Where a break clause is conditional, the general rule is that tenants must pay a full quarter’s rent on the rent payment day immediately before the break date, even though the break date falls mid-way through a quarter. This is because the conditions might not be fulfilled, which would mean that the lease would continue, and because rent payable in advance is not apportionable at common law, or under the Apportionment Act 1870: Ellis v Rowbotham [1900] 1 QB 740.
Arguments based on wording in leases requiring tenants to pay rent “yearly and proportionately for any part of a year” have failed to persuade the courts otherwise, on the ground that these words apply only where the end date of a lease is certain. So, in Marks & Spencer plc v BNP Paribas Securities Services Trust Co (Jersey) Ltd [2015] UKSC 72, the tenant tried another tack. It argued that it was entitled to a refund because there was an implied term to that effect in its leases.
In a judgment that is deeply disappointing from the tenant’s perspective, the Supreme Court has ruled in favour of the landlord, even though it accepted that the implied term appeared to be both reasonable and equitable and that its decision would result in a windfall for the landlord. The court reminded us that the question of whether a term is to be implied must be judged at the date on which the contract was made. Furthermore, the court will not imply a term into a detailed commercial contract simply because it appears fair or because the parties would have agreed it, had it been suggested to them. The test for implying a term is based on necessity.
The tenant’s break right was conditional on there being no arrears of rent and on the payment of a premium to compensate the landlord for the loss of its income stream.
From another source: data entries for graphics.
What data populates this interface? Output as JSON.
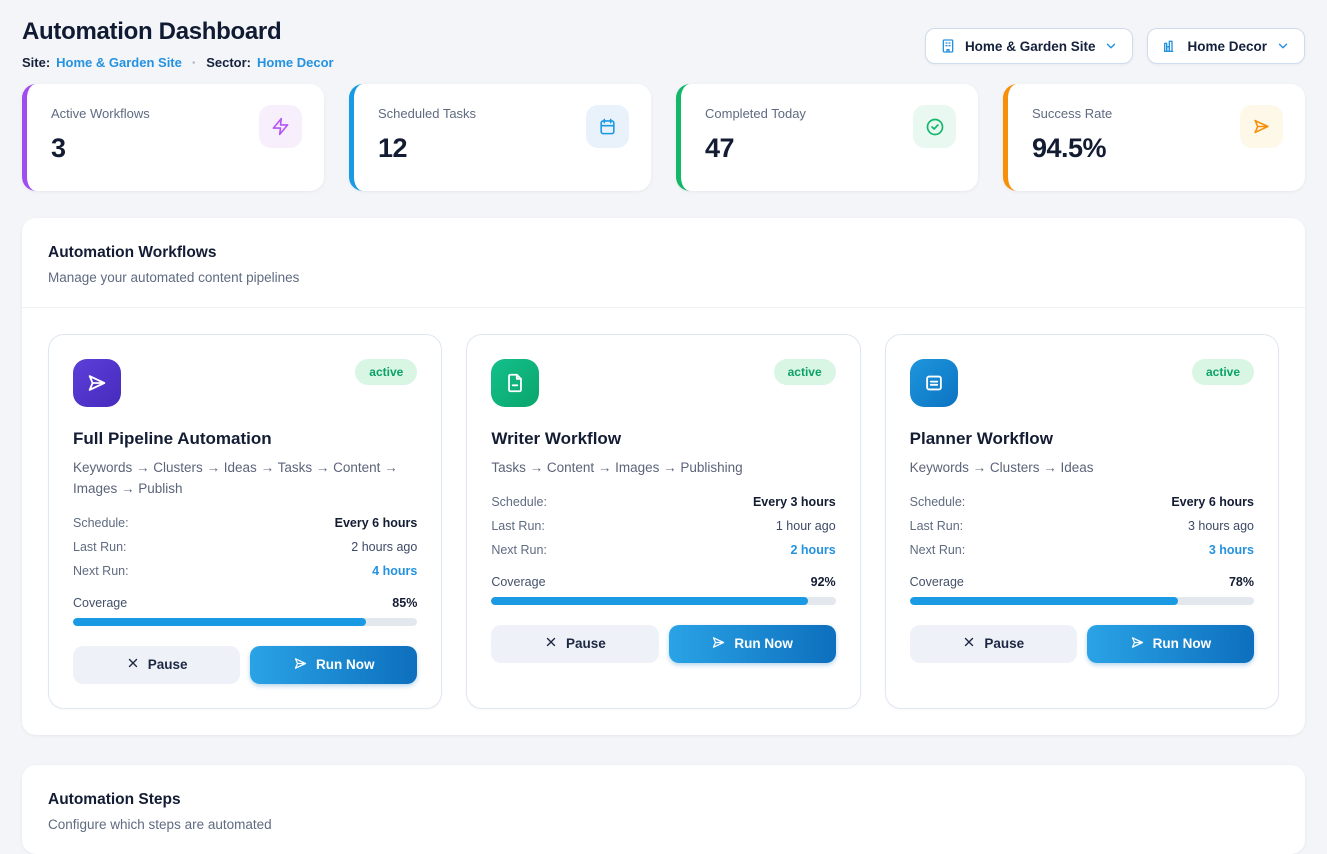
{
  "header": {
    "title": "Automation Dashboard",
    "site_label": "Site:",
    "site_value": "Home & Garden Site",
    "separator": "·",
    "sector_label": "Sector:",
    "sector_value": "Home Decor",
    "site_dropdown_label": "Home & Garden Site",
    "sector_dropdown_label": "Home Decor"
  },
  "stats": [
    {
      "label": "Active Workflows",
      "value": "3",
      "icon": "lightning-icon",
      "accent_color": "#a04df0"
    },
    {
      "label": "Scheduled Tasks",
      "value": "12",
      "icon": "calendar-icon",
      "accent_color": "#1a9ae2"
    },
    {
      "label": "Completed Today",
      "value": "47",
      "icon": "check-circle-icon",
      "accent_color": "#12b76a"
    },
    {
      "label": "Success Rate",
      "value": "94.5%",
      "icon": "send-icon",
      "accent_color": "#f79009"
    }
  ],
  "workflows_section": {
    "title": "Automation Workflows",
    "subtitle": "Manage your automated content pipelines"
  },
  "workflow_labels": {
    "schedule": "Schedule:",
    "last_run": "Last Run:",
    "next_run": "Next Run:",
    "coverage": "Coverage",
    "pause": "Pause",
    "run_now": "Run Now"
  },
  "workflows": [
    {
      "name": "Full Pipeline Automation",
      "description": "Keywords → Clusters → Ideas → Tasks → Content → Images → Publish",
      "status": "active",
      "schedule": "Every 6 hours",
      "last_run": "2 hours ago",
      "next_run": "4 hours",
      "coverage_pct": 85,
      "coverage_label": "85%",
      "icon": "send-icon",
      "tile_color": "#4f35cc"
    },
    {
      "name": "Writer Workflow",
      "description": "Tasks → Content → Images → Publishing",
      "status": "active",
      "schedule": "Every 3 hours",
      "last_run": "1 hour ago",
      "next_run": "2 hours",
      "coverage_pct": 92,
      "coverage_label": "92%",
      "icon": "document-icon",
      "tile_color": "#10b77f"
    },
    {
      "name": "Planner Workflow",
      "description": "Keywords → Clusters → Ideas",
      "status": "active",
      "schedule": "Every 6 hours",
      "last_run": "3 hours ago",
      "next_run": "3 hours",
      "coverage_pct": 78,
      "coverage_label": "78%",
      "icon": "list-document-icon",
      "tile_color": "#1687d2"
    }
  ],
  "steps_section": {
    "title": "Automation Steps",
    "subtitle": "Configure which steps are automated"
  },
  "colors": {
    "page_background": "#f3f5f9",
    "link_blue": "#2492df",
    "progress_blue": "#1a9ae2",
    "badge_green_bg": "#d9f6e5",
    "badge_green_text": "#0ca166",
    "run_button_gradient_start": "#2aa3e6",
    "run_button_gradient_end": "#0d6fbd"
  }
}
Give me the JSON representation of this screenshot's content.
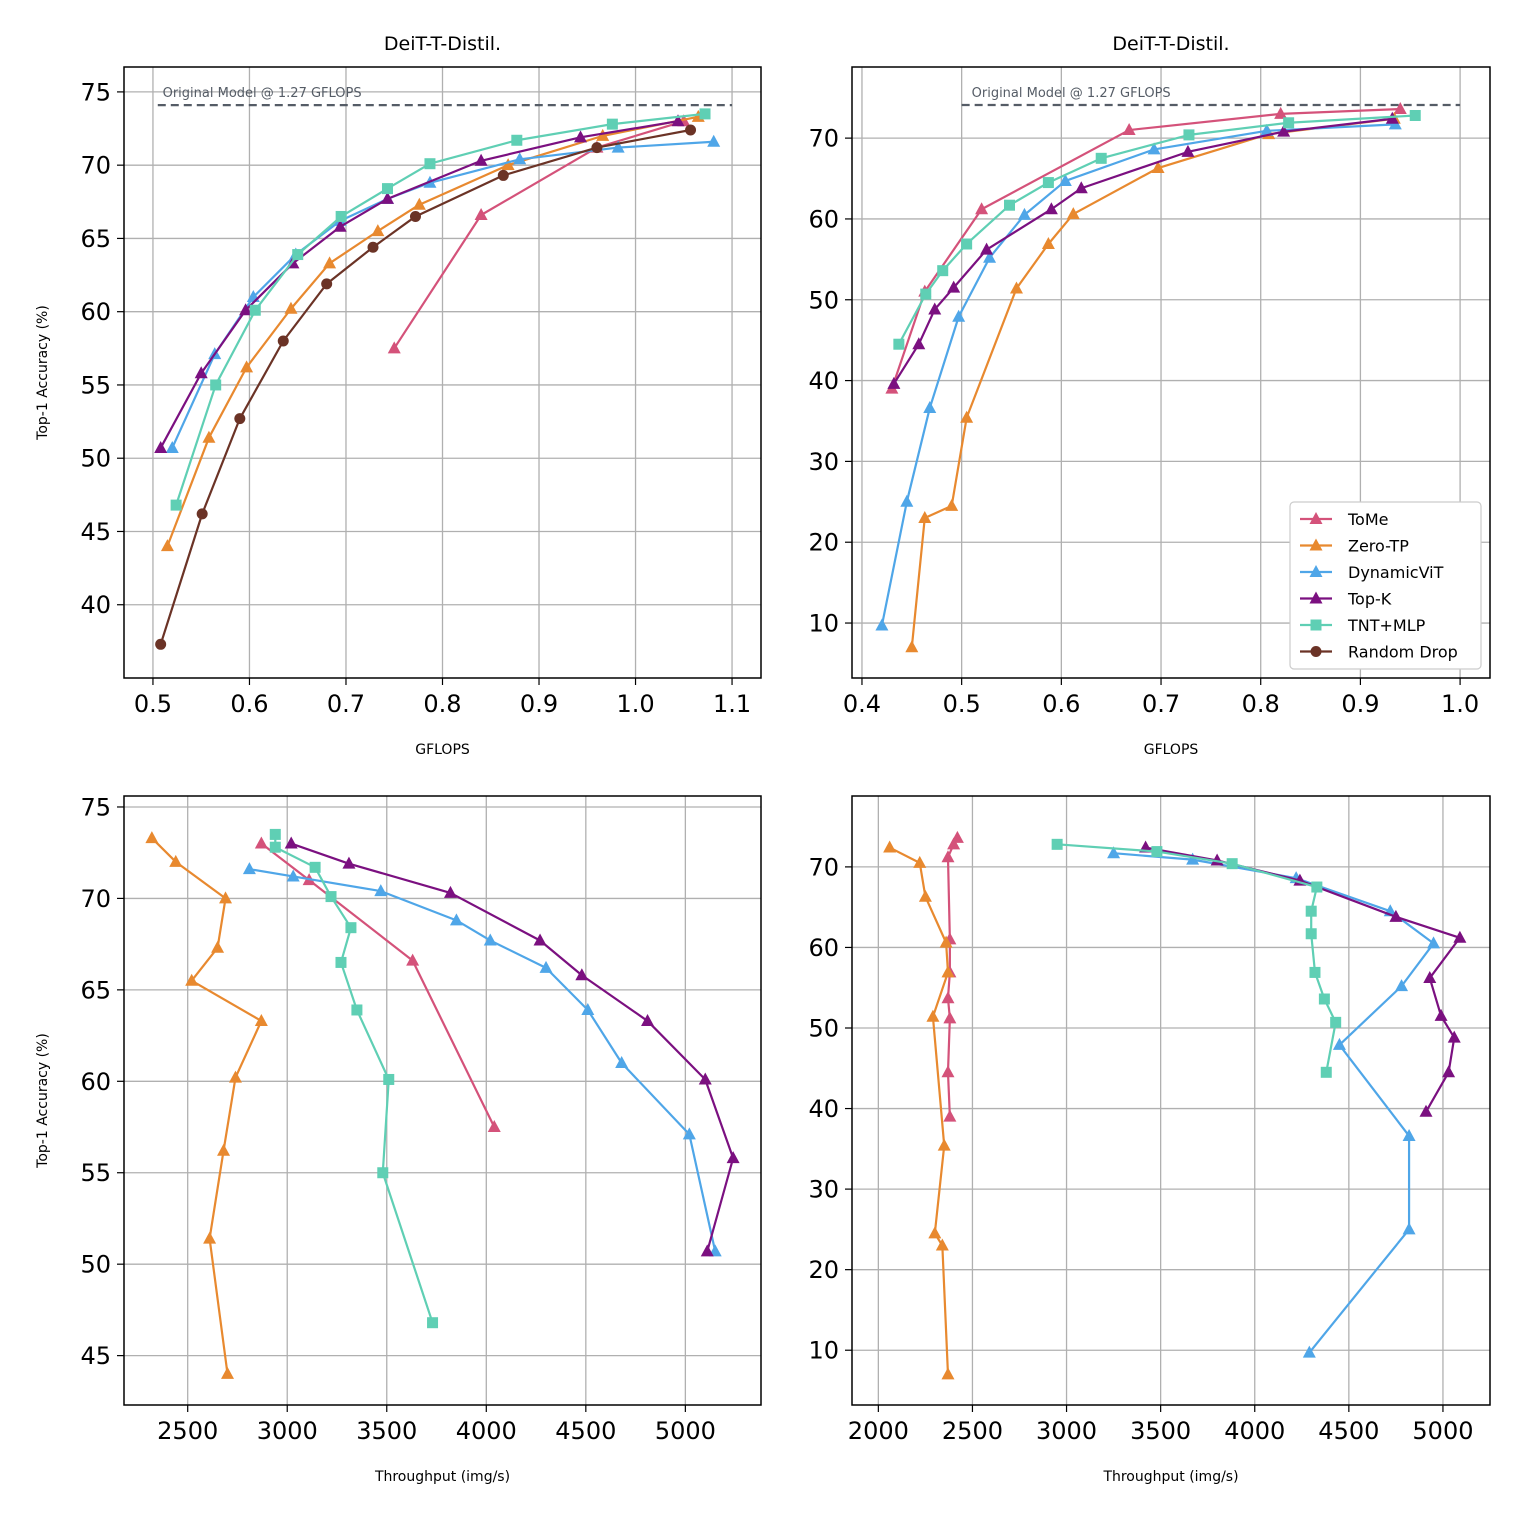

The tenant had paid the premium shortly before the break date. This meant that the date on which the lease would end was uncertain right up until the very last minute. Consequently, the tenant had been liable to pay a full quarter’s rent on the previous rent payment date – and the lease did not provide for a refund.
The parties had signed a full and professionally drafted lease, negotiated against the background of a clear and consistent line of authority concerning the apportionability of rent. This made it difficult for the tenant to argue that the court could imply a term contrary to the ruling in Ellis. The Supreme Court considered that Ellis had been correctly decided and that it would be wrong to imply a term unless it was necessary to give effect to the parties’ agreement.
Furthermore, it would be peculiar to imply a term requiring the landlord to make a payment to the tenant at the same time as the tenant was due to make a payment to the landlord. The implied term would sit uneasily alongside the express term for a payment moving in the opposite direction.
The judgment is consistent with the legal position on the forfeiture of a lease – but dashes all hope of a change in the law on apportionments when commercial leases are broken, unless parliament can be persuaded to step in. Therefore, tenants would be well-advised to negotiate express provisions to cover the position.